Les faits ne sont pas contestés: l’auteur, représenté à l’époque par un conseil, a été reconnu coupable et condamné par le tribunal de district de Dordrecht à une amende de 200 euros. Conformément à la loi néerlandaise applicable le juge a prononcé un jugement oral «accéléré», qu’il n’était pas nécessaire de compléter par des preuves. Par l’intermédiaire de son conseil l’auteur a fait appel du jugement, après s’être vu remettre un certain nombre de rapports de police officiels sur lesquels le jugement était à l’évidence fondé. La loi néerlandaise prévoit que pour que le recours soit examiné il faut obtenir l’autorisation de faire appel. La cour d’appel de La Haye, représentée par son Président, qui devait statuer sur la question, a refusé d’autoriser l’appel après avoir examiné l’intégralité du dossier, y compris les rapports de police, ainsi que le mémoire de plaidoirie devant le tribunal de district.

La question qui se pose n’est pas de savoir si le système néerlandais d’autorisation d’appel est incompatible avec le paragraphe 5 de l’article 14, qui dispose que «[t]oute personne accusée d’une infraction pénale a le droit de faire examiner par une juridiction supérieure la déclaration de culpabilité et la condamnation, conformément à la loi». Ce système n’est clairement pas incompatible avec le Pacte.

Ce qu’il faut déterminer en revanche c’est si en l’espèce la loi néerlandaise donne à l’auteur des garanties suffisantes pour qu’il puisse obtenir, comme il en a le droit, le réexamen par une juridiction de deuxième instance du jugement du tribunal de district.

Bien qu’il n’y ait pas de jugement motivé − puisqu’il s’agissait d’un simple jugement oral «accéléré» que la loi de procédure néerlandaise prévoit pour certaines infractions pénales mineures − l’auteur et son conseil ont assurément pu préparer et conduire valablement une défense au procès et déposer une demande d’autorisation d’appel.

La juridiction d’appel a examiné l’affaire dans son intégralité, tenant compte à la fois des questions de droit et de fait qui avaient de toute évidence été étudiées par le tribunal de première instance, et a décidé, exerçant la discrétion que lui confère la loi, de ne pas autoriser l’appel.

Dans un tel contexte factuel il est difficile de conclure que l’auteur n’a pas obtenu que la condamnation et la peine prononcées par le tribunal de première instance soient examinées par une juridiction supérieure.
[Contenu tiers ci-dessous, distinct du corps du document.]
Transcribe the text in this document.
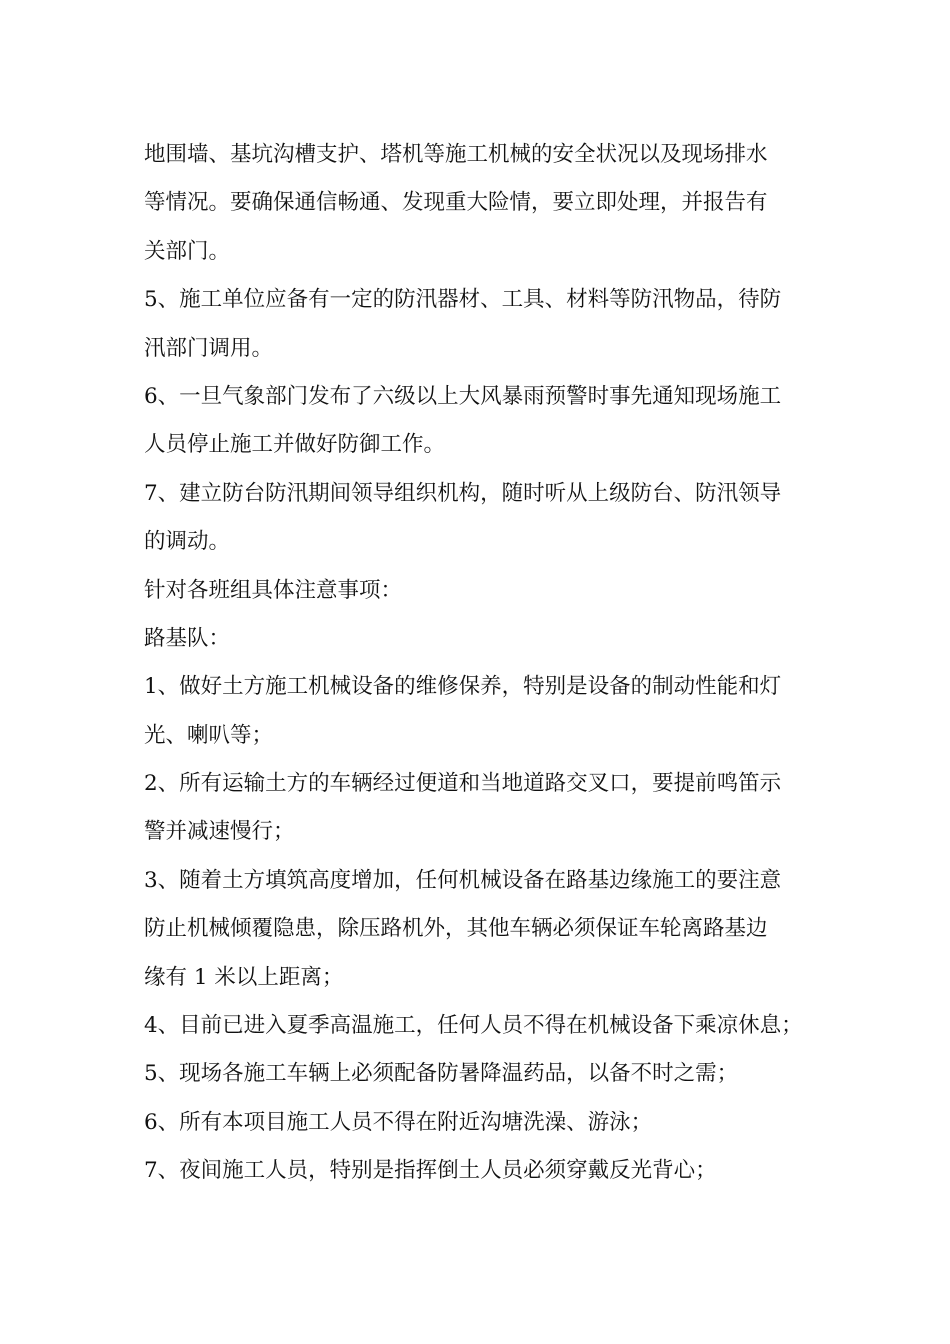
地围墙、基坑沟槽支护、塔机等施工机械的安全状况以及现场排水
等情况。要确保通信畅通、发现重大险情，要立即处理，并报告有
关部门。
5、施工单位应备有一定的防汛器材、工具、材料等防汛物品，待防
汛部门调用。
6、一旦气象部门发布了六级以上大风暴雨预警时事先通知现场施工
人员停止施工并做好防御工作。
7、建立防台防汛期间领导组织机构，随时听从上级防台、防汛领导
的调动。
针对各班组具体注意事项：
路基队：
1、做好土方施工机械设备的维修保养，特别是设备的制动性能和灯
光、喇叭等；
2、所有运输土方的车辆经过便道和当地道路交叉口，要提前鸣笛示
警并减速慢行；
3、随着土方填筑高度增加，任何机械设备在路基边缘施工的要注意
防止机械倾覆隐患，除压路机外，其他车辆必须保证车轮离路基边
缘有 1 米以上距离；
4、目前已进入夏季高温施工，任何人员不得在机械设备下乘凉休息；
5、现场各施工车辆上必须配备防暑降温药品，以备不时之需；
6、所有本项目施工人员不得在附近沟塘洗澡、游泳；
7、夜间施工人员，特别是指挥倒土人员必须穿戴反光背心；
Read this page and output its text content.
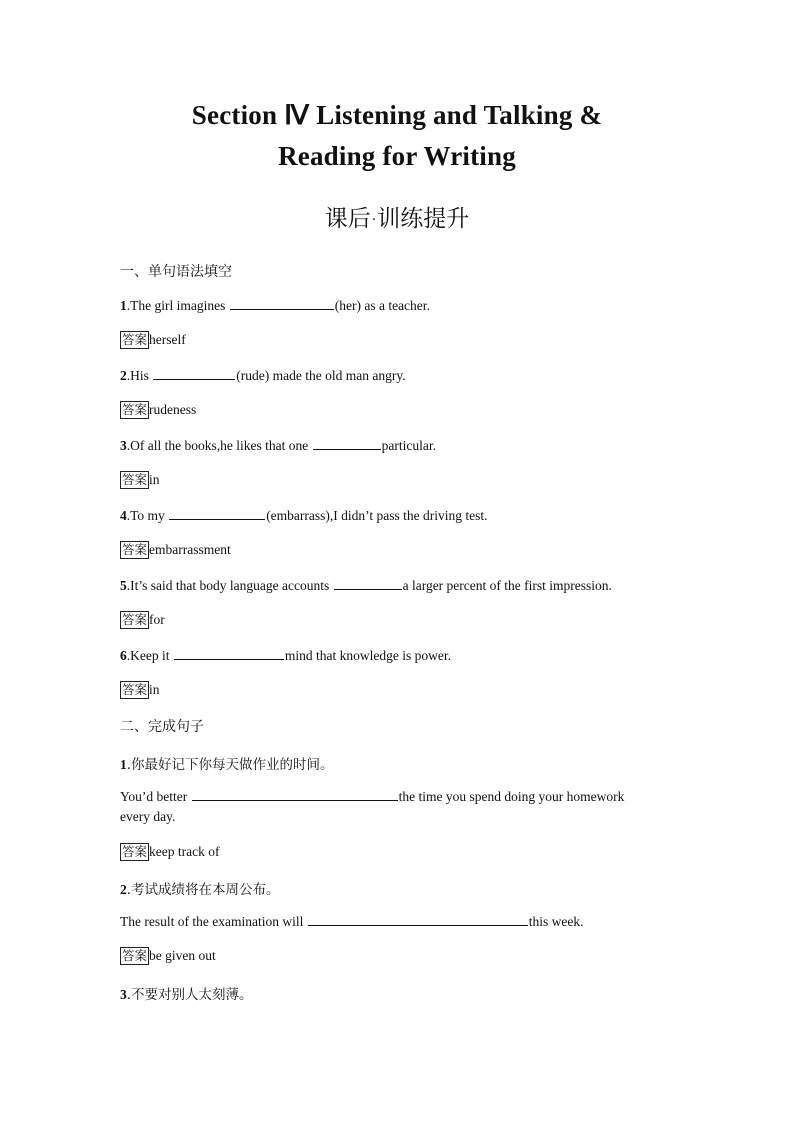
Section Ⅳ Listening and Talking &
Reading for Writing
课后·训练提升
一、单句语法填空
1.The girl imagines	(her) as a teacher.
答案 herself
2.His	(rude) made the old man angry.
答案 rudeness
3.Of all the books,he likes that one	particular.
答案 in
4.To my	(embarrass),I didn’t pass the driving test.
答案 embarrassment
5.It’s said that body language accounts	a larger percent of the first impression.
答案 for
6.Keep it	mind that knowledge is power.
答案 in
二、完成句子
1.你最好记下你每天做作业的时间。
You’d better	the time you spend doing your homework
every day.
答案 keep track of
2.考试成绩将在本周公布。
The result of the examination will	this week.
答案 be given out
3.不要对别人太刻薄。
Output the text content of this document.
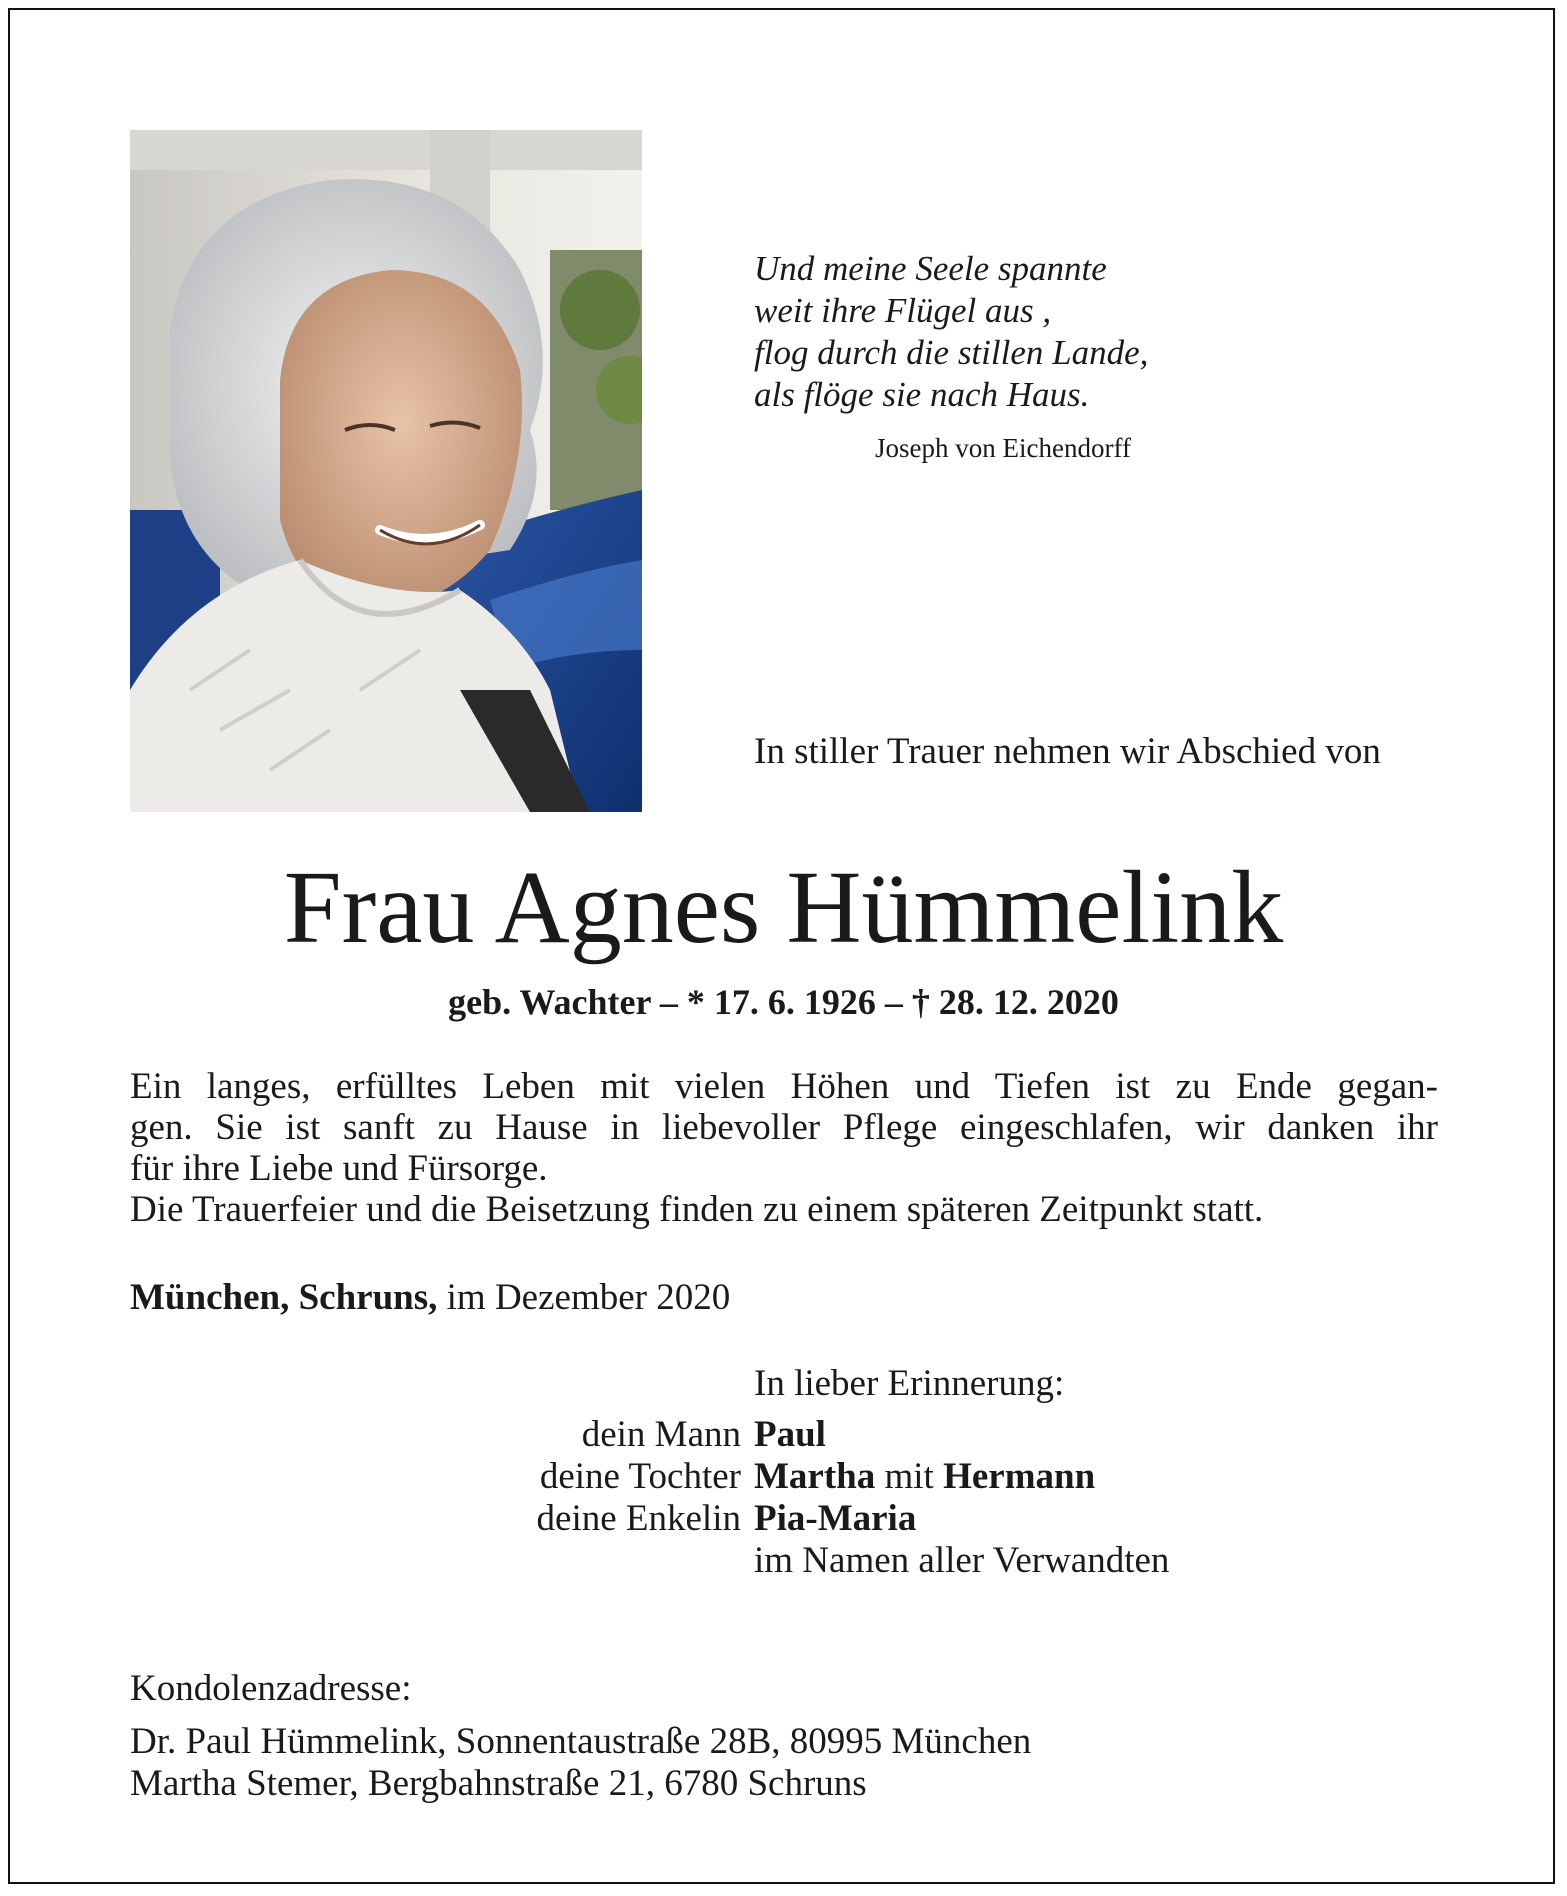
Und meine Seele spannte
weit ihre Flügel aus ,
flog durch die stillen Lande,
als flöge sie nach Haus.
Joseph von Eichendorff
In stiller Trauer nehmen wir Abschied von
Frau Agnes Hümmelink
geb. Wachter – * 17. 6. 1926 – † 28. 12. 2020
Ein langes, erfülltes Leben mit vielen Höhen und Tiefen ist zu Ende gegan-
gen. Sie ist sanft zu Hause in liebevoller Pflege eingeschlafen, wir danken ihr
für ihre Liebe und Fürsorge.
Die Trauerfeier und die Beisetzung finden zu einem späteren Zeitpunkt statt.
München, Schruns, im Dezember 2020
In lieber Erinnerung:
dein Mann Paul
deine Tochter Martha mit Hermann
deine Enkelin Pia-Maria
im Namen aller Verwandten
Kondolenzadresse:
Dr. Paul Hümmelink, Sonnentaustraße 28B, 80995 München
Martha Stemer, Bergbahnstraße 21, 6780 Schruns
Elles l’ont clairement été.

Par conséquent j’estime qu’il n’y a pas eu violation du paragraphe 5 de l’article 14 du Pacte dans l’affaire dont le Comité était saisi.

(Signé) Krister Thelin

[Fait en anglais (version originale), en espagnol et en français. Paraîtra ultérieurement en arabe, en chinois et en russe dans le rapport annuel du Comité à l’Assemblée générale.]